Troca de sexo por drogas: Por que jovens em acolhimento a encaram como transação, e não como exploração?
Este resumo apresenta os achados de uma pesquisa pioneira que mergulha em um tema socialmente delicado e pouco explorado no Brasil: O envolvimento de adolescentes em casas de acolhimento institucional com dinâmicas do mercado do sexo.
O cenário da pesquisa
- Pioneirismo nacional: Liderado pelas pesquisadoras Tatiana Savoia Landini e Cláudia M. M. de Carvalho (UNIFESP), este é um dos primeiros estudos sistemáticos no Brasil sobre o tema, já abordado em outros países como o Canadá.
- Onde e como: O estudo entrevistou, entre 2024 e 2025, profissionais dos Serviços de Acolhimento Institucional de um município de médio porte.
- O papel do acolhimento: Tais serviços são responsáveis por acolher provisória e excepcionalmente crianças e adolescentes afastados do convívio familiar por medida protetiva.
A dinâmica central revelada
A pesquisa identificou duas dinâmicas principais entre os adolescentes, mas focou em uma delas:
- Troca ocasional de sexo por substâncias: A prática mais comum, especialmente entre as meninas, é a troca esporádica de sexo por bebidas ou drogas.
- Motivação: Essa estratégia visa manter o uso ocasional de substâncias ou, em menor número, sustentar o vício.
- Localização: Os "programas" ocorrem no centro da cidade ou na comunidade próxima aos centros de acolhimento.
Uma questão de perspectiva: O que é exploração?
O estudo revela uma diferença crucial na forma como a situação é compreendida pelos envolvidos:
Para os adolescentes (meninas e meninos):
- Não é exploração: Eles traçam uma linha clara.
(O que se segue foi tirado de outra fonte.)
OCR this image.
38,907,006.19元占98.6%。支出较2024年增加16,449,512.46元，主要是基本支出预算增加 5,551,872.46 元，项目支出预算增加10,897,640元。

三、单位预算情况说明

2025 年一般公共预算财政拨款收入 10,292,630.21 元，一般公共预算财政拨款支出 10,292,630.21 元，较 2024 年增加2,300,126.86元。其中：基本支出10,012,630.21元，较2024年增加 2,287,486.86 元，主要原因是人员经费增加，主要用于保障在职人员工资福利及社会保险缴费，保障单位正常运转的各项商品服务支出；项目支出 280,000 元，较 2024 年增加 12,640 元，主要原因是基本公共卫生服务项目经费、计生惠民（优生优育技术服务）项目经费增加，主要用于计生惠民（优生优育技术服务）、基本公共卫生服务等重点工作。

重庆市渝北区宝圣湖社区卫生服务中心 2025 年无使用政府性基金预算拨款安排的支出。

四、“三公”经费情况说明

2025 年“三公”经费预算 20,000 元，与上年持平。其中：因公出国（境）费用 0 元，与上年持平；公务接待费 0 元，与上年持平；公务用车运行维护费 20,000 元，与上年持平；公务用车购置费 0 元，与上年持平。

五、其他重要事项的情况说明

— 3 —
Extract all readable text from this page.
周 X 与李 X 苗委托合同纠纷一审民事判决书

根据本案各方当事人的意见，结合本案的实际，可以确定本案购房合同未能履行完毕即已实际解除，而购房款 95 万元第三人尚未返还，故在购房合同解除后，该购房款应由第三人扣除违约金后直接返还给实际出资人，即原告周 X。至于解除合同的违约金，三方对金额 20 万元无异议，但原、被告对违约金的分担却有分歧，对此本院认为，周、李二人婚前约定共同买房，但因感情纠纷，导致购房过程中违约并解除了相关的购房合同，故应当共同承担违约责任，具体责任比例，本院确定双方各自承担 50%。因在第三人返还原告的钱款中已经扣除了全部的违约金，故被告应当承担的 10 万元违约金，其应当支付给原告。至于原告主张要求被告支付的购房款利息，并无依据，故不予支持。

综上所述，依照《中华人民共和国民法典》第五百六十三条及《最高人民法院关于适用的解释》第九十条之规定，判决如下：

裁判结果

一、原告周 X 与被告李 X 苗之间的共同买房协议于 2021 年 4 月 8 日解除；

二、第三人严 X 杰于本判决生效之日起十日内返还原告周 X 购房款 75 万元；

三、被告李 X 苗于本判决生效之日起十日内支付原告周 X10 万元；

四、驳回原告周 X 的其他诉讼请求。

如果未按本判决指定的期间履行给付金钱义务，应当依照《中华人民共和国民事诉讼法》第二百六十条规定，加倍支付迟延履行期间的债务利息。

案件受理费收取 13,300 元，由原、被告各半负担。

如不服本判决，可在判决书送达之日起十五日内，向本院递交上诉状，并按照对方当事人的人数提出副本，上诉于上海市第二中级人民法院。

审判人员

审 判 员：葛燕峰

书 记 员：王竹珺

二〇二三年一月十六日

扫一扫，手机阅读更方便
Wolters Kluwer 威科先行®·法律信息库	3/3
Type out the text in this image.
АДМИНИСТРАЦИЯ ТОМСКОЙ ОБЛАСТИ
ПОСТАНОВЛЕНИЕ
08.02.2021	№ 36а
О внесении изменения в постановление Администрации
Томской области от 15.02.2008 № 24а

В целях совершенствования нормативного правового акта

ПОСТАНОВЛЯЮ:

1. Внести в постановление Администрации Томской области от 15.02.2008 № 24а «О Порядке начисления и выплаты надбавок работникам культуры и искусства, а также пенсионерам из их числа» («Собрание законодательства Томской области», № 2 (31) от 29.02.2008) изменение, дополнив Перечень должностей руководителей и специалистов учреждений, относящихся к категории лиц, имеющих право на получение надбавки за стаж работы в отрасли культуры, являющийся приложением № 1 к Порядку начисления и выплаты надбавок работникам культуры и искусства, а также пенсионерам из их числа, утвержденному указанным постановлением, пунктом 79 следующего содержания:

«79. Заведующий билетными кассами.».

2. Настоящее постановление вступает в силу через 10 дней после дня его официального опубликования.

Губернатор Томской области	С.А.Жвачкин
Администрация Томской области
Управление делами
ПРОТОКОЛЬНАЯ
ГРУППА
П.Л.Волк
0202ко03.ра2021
Para eles, prostituição seria ter um ponto fixo, clientela definida e local de trabalho.
- Transação pontual: A troca de sexo oral, por exemplo, por uma dose de maconha, cocaína ou lança-perfume é vista como uma simples transação para obter o que desejam, não sendo classificada como prostituição ou exploração sexual.
Para os profissionais do acolhimento:
- Risco imediato e oculto: A prática é vista com extrema preocupação, tanto pelos perigos visíveis (ISTs, gravidez) quanto pelos riscos não percebidos pelos jovens: o aliciamento e a exposição a redes de exploração mais amplas.
O perigo do aliciamento por pares
Um caso concreto ilustra a complexidade do risco:
- O Bar e a "Ajuda": Um bar próximo a uma casa de acolhimento era ponto de encontro. Adolescentes mais antigas convidavam as recém-chegadas, ensinando o "caminho" para conseguir drogas ou dinheiro.
- "Solidariedade" vs. Risco: Na visão das meninas, era um ato de solidariedade, uma forma de ajudar. Na visão dos profissionais, era uma forma de aliciamento feito pelo próprio grupo de pares.
- Agravamento: A investigação confirmou suspeitas mais sérias: o dono do bar mantinha um acervo de fotos pornográficas das meninas, resultando em denúncia policial.
Como prevenir e enfrentar
O estudo conclui que a alegada "livre escolha" dos adolescentes deve ser compreendida como um reflexo de profundas vulnerabilidades: marginalização, pobreza, histórico de negligência/abuso e falta de perspectivas futuras.
Para um enfrentamento eficaz, é preciso ir além de leis mais duras:
- Foco nos direitos fundamentais: Garantir o acesso a escolas de qualidade, emprego e trabalho decentes, e opções de lazer.
- Educação integral: Implementar políticas de igualdade de gênero e educação sexual robusta, tanto nas escolas quanto nas unidades de acolhimento.
É somente atacando as raízes da vulnerabilidade social que o Estado poderá oferecer proteção real e um futuro diferente para esses jovens.